INFO:  "river_job": scanned 0 of 0 pages, containing 0 live rows and 0 dead rows; 0 rows in sample, 0 estimated total rows
INFO:  finished analyzing table "river_dev.public.river_job"
avg read rate: 0.000 MB/s, avg write rate: 0.000 MB/s
buffer usage: 77 hits, 0 reads, 0 dirtied
WAL usage: 0 records, 0 full page images, 0 bytes, 0 full page image bytes, 0 buffers full
system usage: CPU: user: 0.00 s, system: 0.00 s, elapsed: 0.00 s
REPACK
Time: 1515.646 ms (00:01.516)

river_dev=# SELECT pg_size_pretty(pg_total_relation_size('river_job'));
  pg_size_pretty
----------------
  80 kB

With the VERBOSE and ANALYZE options enabled, Postgres tells us that it iterated 64,246 pages while repacking, all of which was dead space as there were no live rows in the table.

In a busy database

To demonstrate the difference more fully, I ran VACUUM FULL while River's benchmarks were running. You can see throughput dip to 0 jobs/sec while the vacuum held an exclusive lock:

bench: jobs worked [      19216 ], job/sec [     9608.0 ] [2s]
bench: jobs worked [          0 ], job/sec [        0.0 ] [2s] <-- VACUUM
bench: jobs worked [          0 ], job/sec [        0.0 ] [2s]     running
bench: jobs worked [      54478 ], job/sec [    27239.0 ] [2s]
bench: jobs worked [     110523 ], job/sec [    55261.5 ] [2s]
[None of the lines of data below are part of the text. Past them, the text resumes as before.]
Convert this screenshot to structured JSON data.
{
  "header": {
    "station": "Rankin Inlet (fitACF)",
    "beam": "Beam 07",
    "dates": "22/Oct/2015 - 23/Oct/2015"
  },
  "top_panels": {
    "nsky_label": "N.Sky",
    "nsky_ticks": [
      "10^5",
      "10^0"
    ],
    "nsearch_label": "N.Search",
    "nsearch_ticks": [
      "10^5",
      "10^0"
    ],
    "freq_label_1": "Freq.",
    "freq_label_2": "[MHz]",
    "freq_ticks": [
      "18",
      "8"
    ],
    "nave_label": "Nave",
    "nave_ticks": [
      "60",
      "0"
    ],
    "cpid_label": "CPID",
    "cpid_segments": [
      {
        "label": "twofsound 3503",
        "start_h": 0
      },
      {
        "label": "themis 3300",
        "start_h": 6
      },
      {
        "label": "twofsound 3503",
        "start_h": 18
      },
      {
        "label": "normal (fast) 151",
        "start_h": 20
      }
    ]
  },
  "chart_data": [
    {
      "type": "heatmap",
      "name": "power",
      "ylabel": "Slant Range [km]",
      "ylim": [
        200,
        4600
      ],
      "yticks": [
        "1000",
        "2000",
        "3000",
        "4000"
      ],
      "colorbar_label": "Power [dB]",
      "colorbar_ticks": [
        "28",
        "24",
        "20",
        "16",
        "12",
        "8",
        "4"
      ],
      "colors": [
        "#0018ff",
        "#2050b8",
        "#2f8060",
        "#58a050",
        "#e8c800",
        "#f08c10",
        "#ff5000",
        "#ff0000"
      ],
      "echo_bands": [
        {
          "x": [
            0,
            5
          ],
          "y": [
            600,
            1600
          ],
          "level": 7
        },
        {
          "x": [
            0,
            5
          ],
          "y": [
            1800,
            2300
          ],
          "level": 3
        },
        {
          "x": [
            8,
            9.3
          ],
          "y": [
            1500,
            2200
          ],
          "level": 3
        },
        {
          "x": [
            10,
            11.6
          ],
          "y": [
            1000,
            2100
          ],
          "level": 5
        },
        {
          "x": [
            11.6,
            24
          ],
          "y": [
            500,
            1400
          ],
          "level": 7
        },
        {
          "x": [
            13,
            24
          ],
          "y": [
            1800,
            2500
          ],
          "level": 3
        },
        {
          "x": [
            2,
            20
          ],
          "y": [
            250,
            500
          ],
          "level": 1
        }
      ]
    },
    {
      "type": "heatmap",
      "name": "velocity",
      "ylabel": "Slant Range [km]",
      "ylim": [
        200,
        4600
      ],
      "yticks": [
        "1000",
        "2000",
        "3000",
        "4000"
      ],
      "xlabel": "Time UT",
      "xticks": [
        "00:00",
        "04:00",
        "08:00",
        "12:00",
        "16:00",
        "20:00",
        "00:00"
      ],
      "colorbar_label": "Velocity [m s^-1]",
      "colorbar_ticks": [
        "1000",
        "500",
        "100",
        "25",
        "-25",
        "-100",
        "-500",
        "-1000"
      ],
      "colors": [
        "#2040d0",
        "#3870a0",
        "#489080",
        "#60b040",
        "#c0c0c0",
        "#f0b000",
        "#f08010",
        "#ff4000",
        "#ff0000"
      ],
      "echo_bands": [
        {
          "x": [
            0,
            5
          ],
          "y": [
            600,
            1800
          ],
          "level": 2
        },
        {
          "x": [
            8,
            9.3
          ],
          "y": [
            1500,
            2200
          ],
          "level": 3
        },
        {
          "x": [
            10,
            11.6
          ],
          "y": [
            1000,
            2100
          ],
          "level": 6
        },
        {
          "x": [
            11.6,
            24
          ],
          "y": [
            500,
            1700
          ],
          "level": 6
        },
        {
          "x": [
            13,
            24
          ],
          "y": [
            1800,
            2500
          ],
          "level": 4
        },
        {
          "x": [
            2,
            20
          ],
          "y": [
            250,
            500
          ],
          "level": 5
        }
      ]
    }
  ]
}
The outage here only lasts ~4s because we're dealing with ~500 MB of data which Postgres can rewrite quickly, but 500 MB is small for a production table. In a real-world situation it could last a lot longer and cause serious downtime.

Doing the same with REPACK (CONCURRENTLY) shows a dip in throughput as the repack is running, but it never goes to 0. All insert/update/delete/select operations are allowed to continue normally:

bench: jobs worked [      62037 ], job/sec [    31018.5 ] [2s]
bench: jobs worked [      12011 ], job/sec [     6005.5 ] [2s] <-- REPACK
bench: jobs worked [       4005 ], job/sec [     2002.5 ] [2s]     running
bench: jobs worked [      30017 ], job/sec [    15008.5 ] [2s]
bench: jobs worked [      80038 ], job/sec [    40019.0 ] [2s]

The panacea of high churn?

I'm jumping the gun writing about REPACK (CONCURRENTLY) because it's not expected to ship until Postgres 19 later this year (at the soonest), but it's such a game changing feature that I couldn't help but try it in advance. We plan to have River ready to make use of it on day one with an opt-in repacker service that'll repack high throughput tables on a regular schedule.

Job queues aside, Postgres has had a problem for years in that any high throughput table — tasks, events, audit logs — can develop significant bloat, and short of VACUUM FULL there was never a good answer for what to do about it. Concurrent repack will be a long-awaited first party solution at last, and it's exciting. The biggest operational upgrade to land in Postgres in quite some time.